Izotropic Corporation provided an update on its regulatory status with the U.S. Food and Drug Administration ("FDA") and operational activities. FDA Regulatory Update. Izotropic completed a pre-submission meeting with the FDA on October 25, 2023.

The purpose and objective of this meeting were to facilitate a productive dialogue, obtain valuable feedback, and confirm the next steps in the Company's regulatory strategy for market entry, which focuses on broadening IzoView's intended use as a CT tool with market clearance as a Class II device under the FDA's 510(k) pathway. Prior to the October meeting, the Company had held other pre-submission meetings with the FDA regarding a Class III diagnostic indication for use comparing IzoView to standard-of-care imaging modalities through a Pre-Market Approval regulatory pathway. The Class II 510(k) pre-submission was filed as a continuation of the pre-existing Class III PMA file at the FDA, and as such, the meeting took place with the FDA's Mammogram and Ultrasound team, and the FDA's CT team members were not present.

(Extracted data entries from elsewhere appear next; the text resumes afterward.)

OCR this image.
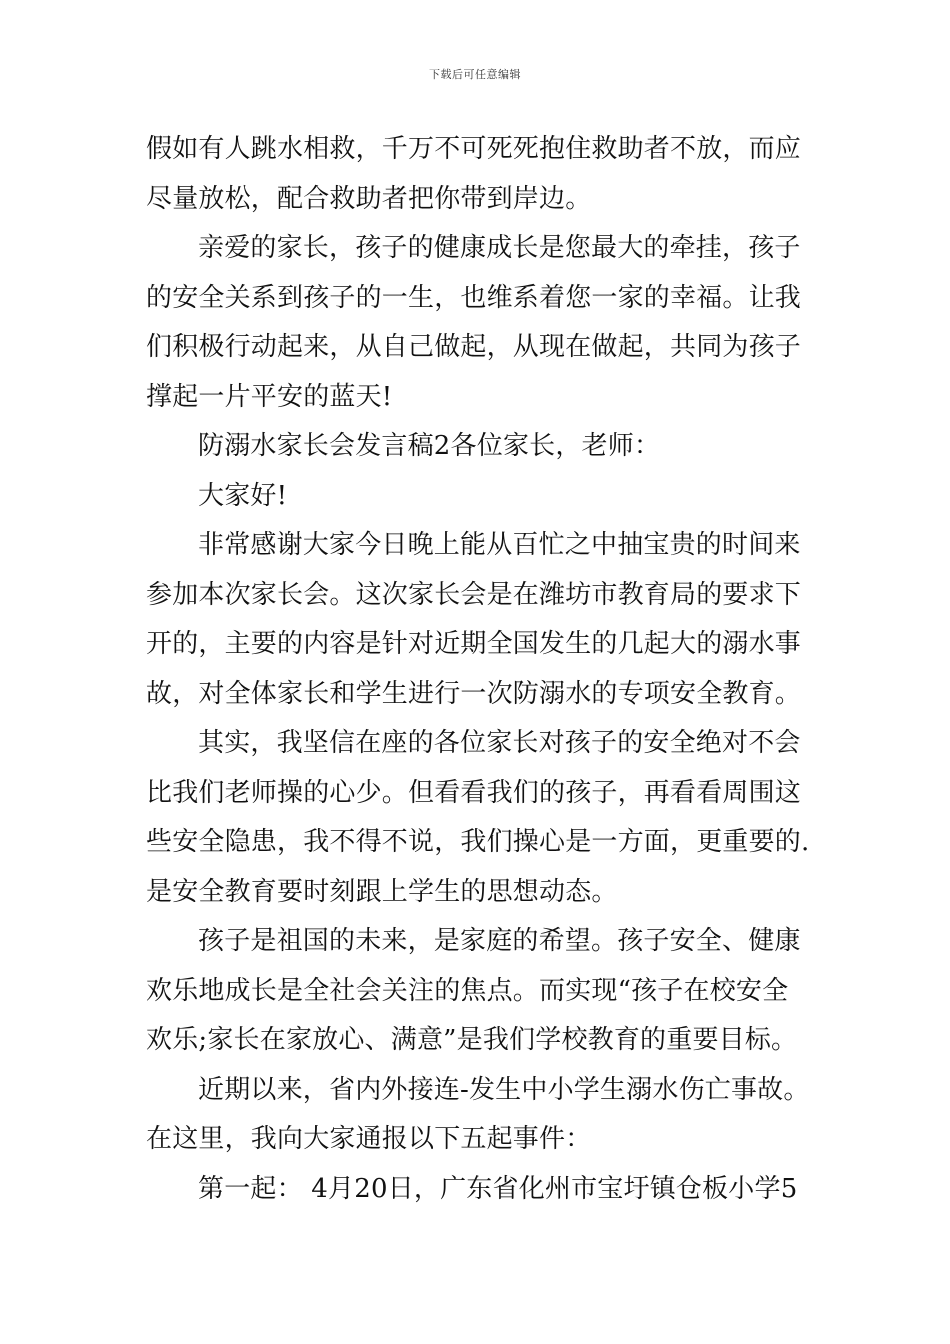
下载后可任意编辑

假如有人跳水相救，千万不可死死抱住救助者不放，而应
尽量放松，配合救助者把你带到岸边。

亲爱的家长，孩子的健康成长是您最大的牵挂，孩子
的安全关系到孩子的一生，也维系着您一家的幸福。让我
们积极行动起来，从自己做起，从现在做起，共同为孩子
撑起一片平安的蓝天!

防溺水家长会发言稿2各位家长，老师：

大家好!

非常感谢大家今日晚上能从百忙之中抽宝贵的时间来
参加本次家长会。这次家长会是在潍坊市教育局的要求下
开的，主要的内容是针对近期全国发生的几起大的溺水事
故，对全体家长和学生进行一次防溺水的专项安全教育。

其实，我坚信在座的各位家长对孩子的安全绝对不会
比我们老师操的心少。但看看我们的孩子，再看看周围这
些安全隐患，我不得不说，我们操心是一方面，更重要的.
是安全教育要时刻跟上学生的思想动态。

孩子是祖国的未来，是家庭的希望。孩子安全、健康
欢乐地成长是全社会关注的焦点。而实现“孩子在校安全
欢乐;家长在家放心、满意”是我们学校教育的重要目标。

近期以来，省内外接连-发生中小学生溺水伤亡事故。
在这里，我向大家通报以下五起事件：

第一起： 4月20日，广东省化州市宝圩镇仓板小学5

The discussions allowed the Company to clarify its revised regulatory strategy to the FDA, and an announcement followed disclosing that while further discussion with the agency regarding the details of this regulatory strategy will be required to ensure its viability, the FDA appeared open to the Company's new market clearance direction. As required by the FDA for purposes of concurrence, Izotropic promptly coordinated with its team members to draft and finalize meeting minutes, which were submitted to the FDA for review. Izotropic received a formal acknowledgment letter on November 8, 2023, from which the FDA had a 30-day period to review the meeting minutes and respond.

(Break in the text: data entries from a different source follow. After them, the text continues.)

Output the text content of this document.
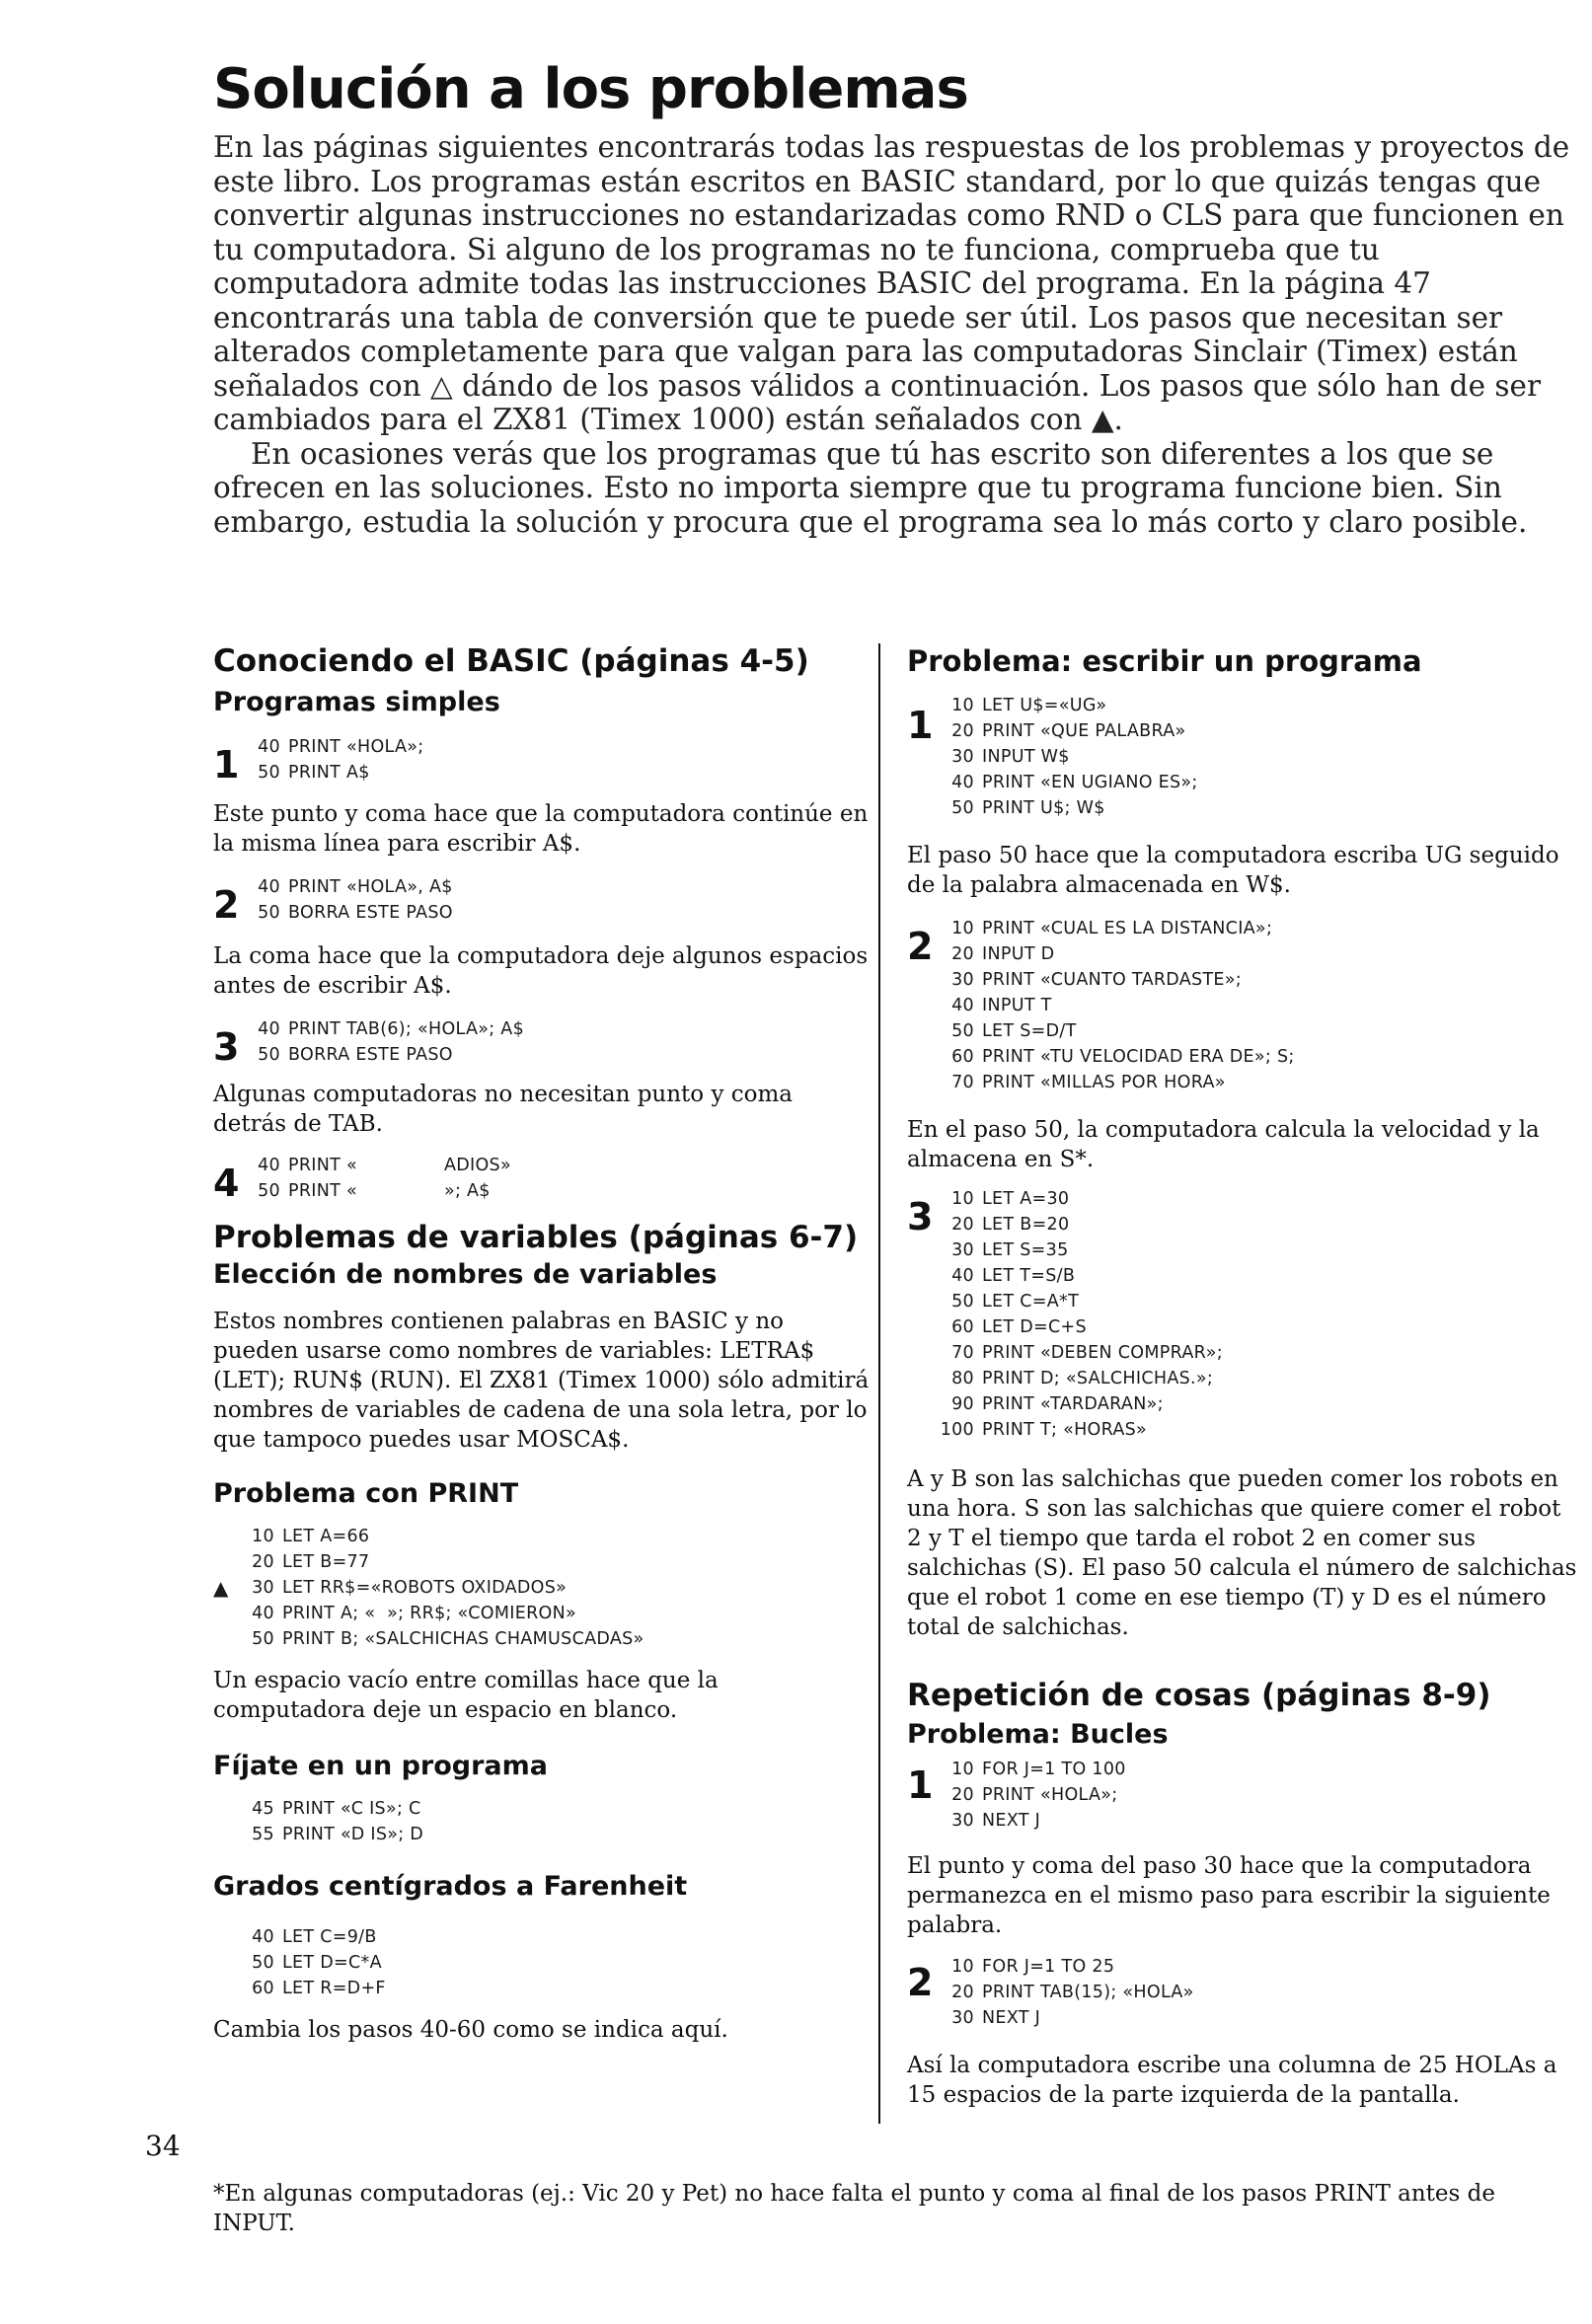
Solución a los problemas

En las páginas siguientes encontrarás todas las respuestas de los problemas y proyectos de este libro. Los programas están escritos en BASIC standard, por lo que quizás tengas que convertir algunas instrucciones no estandarizadas como RND o CLS para que funcionen en tu computadora. Si alguno de los programas no te funciona, comprueba que tu computadora admite todas las instrucciones BASIC del programa. En la página 47 encontrarás una tabla de conversión que te puede ser útil. Los pasos que necesitan ser alterados completamente para que valgan para las computadoras Sinclair (Timex) están señalados con △ dándo de los pasos válidos a continuación. Los pasos que sólo han de ser cambiados para el ZX81 (Timex 1000) están señalados con ▲.

En ocasiones verás que los programas que tú has escrito son diferentes a los que se ofrecen en las soluciones. Esto no importa siempre que tu programa funcione bien. Sin embargo, estudia la solución y procura que el programa sea lo más corto y claro posible.

Conociendo el BASIC (páginas 4-5)
Programas simples
1	40 PRINT «HOLA»;
50 PRINT A$

Este punto y coma hace que la computadora continúe en la misma línea para escribir A$.

2	40 PRINT «HOLA», A$
50 BORRA ESTE PASO

La coma hace que la computadora deje algunos espacios antes de escribir A$.

3	40 PRINT TAB(6); «HOLA»; A$
50 BORRA ESTE PASO

Algunas computadoras no necesitan punto y coma detrás de TAB.

4	40 PRINT «               ADIOS»
50 PRINT «               »; A$
Problemas de variables (páginas 6-7)
Elección de nombres de variables

Estos nombres contienen palabras en BASIC y no pueden usarse como nombres de variables: LETRA$ (LET); RUN$ (RUN). El ZX81 (Timex 1000) sólo admitirá nombres de variables de cadena de una sola letra, por lo que tampoco puedes usar MOSCA$.

Problema con PRINT
10 LET A=66
20 LET B=77
▲	30 LET RR$=«ROBOTS OXIDADOS»
40 PRINT A; «  »; RR$; «COMIERON»
50 PRINT B; «SALCHICHAS CHAMUSCADAS»

Un espacio vacío entre comillas hace que la computadora deje un espacio en blanco.

Fíjate en un programa
45 PRINT «C IS»; C
55 PRINT «D IS»; D
Grados centígrados a Farenheit
40 LET C=9/B
50 LET D=C*A
60 LET R=D+F

Cambia los pasos 40-60 como se indica aquí.

Problema: escribir un programa
1	10 LET U$=«UG»
20 PRINT «QUE PALABRA»
30 INPUT W$
40 PRINT «EN UGIANO ES»;
50 PRINT U$; W$

El paso 50 hace que la computadora escriba UG seguido de la palabra almacenada en W$.

2	10 PRINT «CUAL ES LA DISTANCIA»;
20 INPUT D
30 PRINT «CUANTO TARDASTE»;
40 INPUT T
50 LET S=D/T
60 PRINT «TU VELOCIDAD ERA DE»; S;
70 PRINT «MILLAS POR HORA»

En el paso 50, la computadora calcula la velocidad y la almacena en S*.

3	10 LET A=30
20 LET B=20
30 LET S=35
40 LET T=S/B
50 LET C=A*T
60 LET D=C+S
70 PRINT «DEBEN COMPRAR»;
80 PRINT D; «SALCHICHAS.»;
90 PRINT «TARDARAN»;
100 PRINT T; «HORAS»

A y B son las salchichas que pueden comer los robots en una hora. S son las salchichas que quiere comer el robot 2 y T el tiempo que tarda el robot 2 en comer sus salchichas (S). El paso 50 calcula el número de salchichas que el robot 1 come en ese tiempo (T) y D es el número total de salchichas.

Repetición de cosas (páginas 8-9)
Problema: Bucles
1	10 FOR J=1 TO 100
20 PRINT «HOLA»;
30 NEXT J

El punto y coma del paso 30 hace que la computadora permanezca en el mismo paso para escribir la siguiente palabra.

2	10 FOR J=1 TO 25
20 PRINT TAB(15); «HOLA»
30 NEXT J

Así la computadora escribe una columna de 25 HOLAs a 15 espacios de la parte izquierda de la pantalla.

34
*En algunas computadoras (ej.: Vic 20 y Pet) no hace falta el punto y coma al final de los pasos PRINT antes de INPUT.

On December 7, 2023, Izotropic received the minutes back from the FDA, and the material information discussed in the meeting was consistent for both the FDA and Izotropic, and the meeting minutes were subsequently approved. Since the meeting, Izotropic has maintained an ongoing correspondence with the FDA via email regarding ongoing questions and responses to the pre-submission meeting content and has received confirmation that the pre-submission material has been provided to the FDA CT team; the FDA representatives that attended the October 2023 meeting have met with the CT team to discuss the pre-submission content; and the FDA has agreed to provide a response with more definitive guidance to the Company in January 2024. For clarity to Izotropic's shareholders, as of the date of this news announcement, there has been no material change to the Company's regulatory plans and no definitive decision provided by the FDA.

Izotropic will promptly report the outcomes of the FDA's response once it becomes available.